この家を10年後、15年後に売る可能性はあるか。
その時、ローン残高はどのくらい残っているか。
周辺エリアの需要はありそうか。
家族構成が変わっても住み続けられるか。
定年後まで返済が残る場合、どう返していくか。

ここを考えずに、月々返済額だけで決めると、あとで動きにくくなります。

5. 立地と資産価値を見ない住宅購入は危ない

家を買う時、多くの人は建物に目が行きます。

新築できれい。
キッチンが広い。
収納が多い。
リビングが明るい。
駐車場がある。
外観が好み。

もちろん大事です。

でも、金利上昇時代ほど見てほしいのは、立地と将来売却です。

なぜなら、住宅ローンの負担が重くなった時、転職や家族構成の変化で住み替えたくなった時、家を売れるかどうかが大きな差になるからです。

売る予定がない人でも、売却の視点は必要です。

駅や主要道路への距離。
買い物、病院、学校への行きやすさ。
周辺に需要があるか。
極端に不便な立地ではないか。
災害リスクの説明に納得できるか。
将来、同じような家を欲しがる人がいそうか。

資産価値という言葉を聞くと、投資の話のように感じるかもしれません。

でも、住宅購入における資産価値とは、
「万が一の時に身動きが取れるか」
という生活防衛の視点でもあります。

6. 「買うべきか」ではなく「買っても崩れないか」で考える

住宅購入の相談でよくあるのは、
「今、買うべきですか?」
という質問です。

でも、実務的にはこの聞き方だけでは判断しにくいです。

大事なのは、
買うべきかではなく、買っても大きく崩れないか
です。

家を買っても、毎月貯金できるか。
固定資産税や保険を月割りで見ても苦しくないか。
金利が上がった時の返済額を見ても耐えられるか。
片働き、時短、転職、育休などがあっても回るか。
車、教育費、修繕費を入れても生活が続くか。
売却しなければいけない時に、極端に困らないか。

この視点を持つだけで、家探しはかなり冷静になります。

営業担当の言葉も、金融機関の審査結果も、物件の魅力も、すべて大事です。
ただし、それだけで決めないことです。

最後に守るべきなのは、自分たちの生活です。

まとめ

住宅ローン金利が上がる時代に、20代や30代が家を買うこと自体が悪いわけではありません。

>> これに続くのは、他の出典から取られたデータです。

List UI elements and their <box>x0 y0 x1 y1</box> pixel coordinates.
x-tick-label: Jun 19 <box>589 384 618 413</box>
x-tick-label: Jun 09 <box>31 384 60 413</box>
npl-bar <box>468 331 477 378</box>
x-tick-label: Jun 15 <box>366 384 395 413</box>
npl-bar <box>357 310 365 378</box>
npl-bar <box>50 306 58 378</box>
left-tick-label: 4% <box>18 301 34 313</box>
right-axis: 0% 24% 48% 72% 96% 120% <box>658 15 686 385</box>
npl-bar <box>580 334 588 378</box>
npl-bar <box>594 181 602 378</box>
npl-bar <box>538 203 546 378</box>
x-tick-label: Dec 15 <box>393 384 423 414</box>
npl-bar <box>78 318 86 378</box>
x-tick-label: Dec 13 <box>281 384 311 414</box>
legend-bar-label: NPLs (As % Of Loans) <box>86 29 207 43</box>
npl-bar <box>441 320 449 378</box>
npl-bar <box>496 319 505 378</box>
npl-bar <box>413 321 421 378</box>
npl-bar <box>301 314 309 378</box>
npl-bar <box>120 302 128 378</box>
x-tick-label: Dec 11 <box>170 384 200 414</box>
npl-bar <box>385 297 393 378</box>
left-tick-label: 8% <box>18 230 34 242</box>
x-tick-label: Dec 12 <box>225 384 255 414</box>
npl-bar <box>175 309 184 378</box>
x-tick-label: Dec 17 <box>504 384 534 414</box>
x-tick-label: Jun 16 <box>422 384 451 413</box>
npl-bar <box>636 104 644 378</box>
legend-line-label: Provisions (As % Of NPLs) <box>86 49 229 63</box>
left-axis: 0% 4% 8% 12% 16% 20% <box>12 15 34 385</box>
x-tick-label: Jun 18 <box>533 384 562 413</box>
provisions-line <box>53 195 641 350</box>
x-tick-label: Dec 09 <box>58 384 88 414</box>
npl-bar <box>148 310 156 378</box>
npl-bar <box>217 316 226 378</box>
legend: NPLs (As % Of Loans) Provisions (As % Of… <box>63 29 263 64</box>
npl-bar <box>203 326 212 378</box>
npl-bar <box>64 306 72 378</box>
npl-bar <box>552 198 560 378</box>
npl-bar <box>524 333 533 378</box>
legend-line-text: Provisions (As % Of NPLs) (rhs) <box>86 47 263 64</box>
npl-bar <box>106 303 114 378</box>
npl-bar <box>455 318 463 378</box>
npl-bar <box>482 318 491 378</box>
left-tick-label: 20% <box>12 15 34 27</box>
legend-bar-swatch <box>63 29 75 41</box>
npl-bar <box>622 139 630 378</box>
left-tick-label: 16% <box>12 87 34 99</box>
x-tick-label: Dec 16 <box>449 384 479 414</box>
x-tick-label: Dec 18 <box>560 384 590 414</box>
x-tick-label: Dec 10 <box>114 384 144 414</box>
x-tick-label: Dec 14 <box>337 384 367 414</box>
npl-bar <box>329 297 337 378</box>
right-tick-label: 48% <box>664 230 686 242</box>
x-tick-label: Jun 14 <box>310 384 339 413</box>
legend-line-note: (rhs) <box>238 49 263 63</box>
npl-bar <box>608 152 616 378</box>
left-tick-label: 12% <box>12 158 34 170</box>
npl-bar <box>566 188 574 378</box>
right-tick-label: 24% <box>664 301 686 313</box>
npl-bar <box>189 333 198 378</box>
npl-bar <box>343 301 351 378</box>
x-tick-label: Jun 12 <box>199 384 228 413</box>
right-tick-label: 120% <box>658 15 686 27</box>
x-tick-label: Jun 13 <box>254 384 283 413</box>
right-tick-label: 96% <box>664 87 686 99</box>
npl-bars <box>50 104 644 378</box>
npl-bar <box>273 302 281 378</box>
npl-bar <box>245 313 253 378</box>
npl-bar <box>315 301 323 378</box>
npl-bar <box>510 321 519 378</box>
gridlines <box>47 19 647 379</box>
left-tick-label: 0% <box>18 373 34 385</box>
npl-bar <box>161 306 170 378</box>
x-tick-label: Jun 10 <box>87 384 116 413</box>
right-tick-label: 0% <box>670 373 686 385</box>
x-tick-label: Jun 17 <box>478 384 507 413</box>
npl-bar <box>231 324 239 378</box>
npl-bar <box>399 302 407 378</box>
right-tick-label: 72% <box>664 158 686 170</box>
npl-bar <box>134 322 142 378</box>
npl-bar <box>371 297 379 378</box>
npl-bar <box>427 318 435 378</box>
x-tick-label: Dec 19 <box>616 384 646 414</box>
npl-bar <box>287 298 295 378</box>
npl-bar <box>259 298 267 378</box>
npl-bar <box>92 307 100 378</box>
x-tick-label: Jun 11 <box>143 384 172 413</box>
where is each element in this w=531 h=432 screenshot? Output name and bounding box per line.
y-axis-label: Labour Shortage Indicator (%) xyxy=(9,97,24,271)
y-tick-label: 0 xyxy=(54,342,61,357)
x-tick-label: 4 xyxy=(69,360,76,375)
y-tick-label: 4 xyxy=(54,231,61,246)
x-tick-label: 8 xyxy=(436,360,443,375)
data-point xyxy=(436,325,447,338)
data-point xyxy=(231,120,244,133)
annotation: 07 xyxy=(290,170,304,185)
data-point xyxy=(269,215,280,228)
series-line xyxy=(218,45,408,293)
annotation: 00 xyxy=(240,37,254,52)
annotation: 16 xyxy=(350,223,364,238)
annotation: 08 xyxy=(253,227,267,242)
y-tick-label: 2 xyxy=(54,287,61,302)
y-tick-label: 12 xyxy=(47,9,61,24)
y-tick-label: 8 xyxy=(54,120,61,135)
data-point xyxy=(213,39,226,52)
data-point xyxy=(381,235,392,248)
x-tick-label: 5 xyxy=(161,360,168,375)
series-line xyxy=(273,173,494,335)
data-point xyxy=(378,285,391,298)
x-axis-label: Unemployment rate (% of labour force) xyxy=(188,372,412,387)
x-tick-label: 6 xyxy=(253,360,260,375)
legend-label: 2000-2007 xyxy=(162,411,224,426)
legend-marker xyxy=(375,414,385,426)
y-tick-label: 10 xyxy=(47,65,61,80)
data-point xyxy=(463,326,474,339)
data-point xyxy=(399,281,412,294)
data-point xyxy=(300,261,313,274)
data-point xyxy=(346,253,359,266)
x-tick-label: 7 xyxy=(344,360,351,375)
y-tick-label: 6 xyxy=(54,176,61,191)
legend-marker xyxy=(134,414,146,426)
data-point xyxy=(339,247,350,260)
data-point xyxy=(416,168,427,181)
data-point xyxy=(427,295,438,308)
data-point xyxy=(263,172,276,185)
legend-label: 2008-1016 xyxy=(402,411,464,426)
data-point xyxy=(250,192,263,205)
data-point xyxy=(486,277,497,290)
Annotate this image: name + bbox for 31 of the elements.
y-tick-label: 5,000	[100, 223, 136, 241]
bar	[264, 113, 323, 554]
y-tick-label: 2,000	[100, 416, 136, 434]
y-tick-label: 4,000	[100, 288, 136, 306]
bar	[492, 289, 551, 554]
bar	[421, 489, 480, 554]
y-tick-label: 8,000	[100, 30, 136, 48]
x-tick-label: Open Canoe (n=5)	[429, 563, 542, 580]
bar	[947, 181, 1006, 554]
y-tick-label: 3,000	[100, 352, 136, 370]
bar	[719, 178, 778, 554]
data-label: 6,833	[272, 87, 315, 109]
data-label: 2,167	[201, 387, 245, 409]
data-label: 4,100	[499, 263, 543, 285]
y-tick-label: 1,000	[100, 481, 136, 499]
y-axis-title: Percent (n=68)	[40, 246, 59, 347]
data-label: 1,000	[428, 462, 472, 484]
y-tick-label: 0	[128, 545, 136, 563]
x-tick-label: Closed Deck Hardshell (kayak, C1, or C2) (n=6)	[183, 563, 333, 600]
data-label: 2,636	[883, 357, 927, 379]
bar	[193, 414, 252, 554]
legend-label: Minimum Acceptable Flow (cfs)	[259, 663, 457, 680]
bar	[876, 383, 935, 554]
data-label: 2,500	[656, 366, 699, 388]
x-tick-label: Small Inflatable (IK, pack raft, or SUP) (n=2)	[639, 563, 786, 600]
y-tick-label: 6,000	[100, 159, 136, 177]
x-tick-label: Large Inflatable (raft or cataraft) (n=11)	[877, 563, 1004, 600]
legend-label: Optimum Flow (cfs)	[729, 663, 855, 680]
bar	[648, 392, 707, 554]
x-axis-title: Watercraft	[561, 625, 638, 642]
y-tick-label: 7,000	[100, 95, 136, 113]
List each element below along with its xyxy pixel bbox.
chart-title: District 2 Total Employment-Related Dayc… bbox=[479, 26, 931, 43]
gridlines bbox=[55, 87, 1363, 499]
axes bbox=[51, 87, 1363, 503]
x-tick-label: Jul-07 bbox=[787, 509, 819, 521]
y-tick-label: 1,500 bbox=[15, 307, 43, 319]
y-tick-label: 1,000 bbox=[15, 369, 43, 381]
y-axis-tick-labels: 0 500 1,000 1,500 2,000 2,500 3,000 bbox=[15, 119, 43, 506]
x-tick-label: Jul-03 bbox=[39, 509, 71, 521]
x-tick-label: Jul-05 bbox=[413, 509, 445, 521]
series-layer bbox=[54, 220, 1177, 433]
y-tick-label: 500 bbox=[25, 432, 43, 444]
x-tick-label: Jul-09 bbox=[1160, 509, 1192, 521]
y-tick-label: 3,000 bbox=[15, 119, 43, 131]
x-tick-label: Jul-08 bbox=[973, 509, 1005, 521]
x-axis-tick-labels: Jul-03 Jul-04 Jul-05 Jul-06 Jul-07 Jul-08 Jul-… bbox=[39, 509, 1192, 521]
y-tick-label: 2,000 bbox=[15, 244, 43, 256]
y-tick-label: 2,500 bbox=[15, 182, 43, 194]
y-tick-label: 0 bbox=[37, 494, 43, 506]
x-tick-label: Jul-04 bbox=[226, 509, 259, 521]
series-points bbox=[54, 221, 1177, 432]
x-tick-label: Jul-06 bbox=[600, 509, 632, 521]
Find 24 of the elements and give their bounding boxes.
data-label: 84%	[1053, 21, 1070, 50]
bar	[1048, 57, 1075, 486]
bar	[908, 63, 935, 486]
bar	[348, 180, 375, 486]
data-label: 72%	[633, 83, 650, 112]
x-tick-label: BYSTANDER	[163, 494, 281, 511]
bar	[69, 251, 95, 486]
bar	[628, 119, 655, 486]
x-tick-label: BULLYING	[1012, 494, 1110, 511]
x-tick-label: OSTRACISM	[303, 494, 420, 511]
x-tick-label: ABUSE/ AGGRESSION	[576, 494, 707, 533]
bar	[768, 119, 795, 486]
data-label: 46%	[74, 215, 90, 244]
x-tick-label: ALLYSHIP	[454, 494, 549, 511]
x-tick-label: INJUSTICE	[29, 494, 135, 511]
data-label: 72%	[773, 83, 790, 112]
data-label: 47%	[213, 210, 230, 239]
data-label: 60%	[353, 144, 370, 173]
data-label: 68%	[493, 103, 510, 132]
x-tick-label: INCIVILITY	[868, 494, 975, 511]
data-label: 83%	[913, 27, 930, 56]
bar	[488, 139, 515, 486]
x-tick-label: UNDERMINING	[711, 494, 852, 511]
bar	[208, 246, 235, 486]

若いうちに買うことで、返済期間を長く取れることもあります。
家族の暮らしが安定することもあります。
賃貸では得られない安心感がある人もいます。

ただし、物価高と金利上昇が重なる時代に、勢いだけで買うのは危険です。

今日から判断材料にしてほしいのは、次の3つです。

1つ目は、住宅ローン返済額ではなく、住み始めた後の総支出を見ること。
2つ目は、金利上昇や働き方の変化があっても家計が崩れないかを見ること。
3つ目は、将来売却や住み替えの可能性まで含めて立地を考えること。

この記事では、金利上昇時代に家を買う前の基本的な考え方を整理しました。

ただ、実際に自分の家庭で判断するには、もう一段具体的な材料が必要です。

変動金利と固定金利のどちらが合うのか。
予算をどこまでにするべきか。
借入期間を何年にするべきか。
物価高の中で削っていい条件、削ってはいけない条件は何か。
自分たちが買っていい状態なのか、まだ待つべきなのか。

ここは、家族構成、年収、貯蓄、働き方、購入エリアによって変わります。

焦って買う必要はありません。
でも、不安だからといって何も考えずに止まる必要もありません。

大切なのは、感情ではなく、判断材料を持つことです。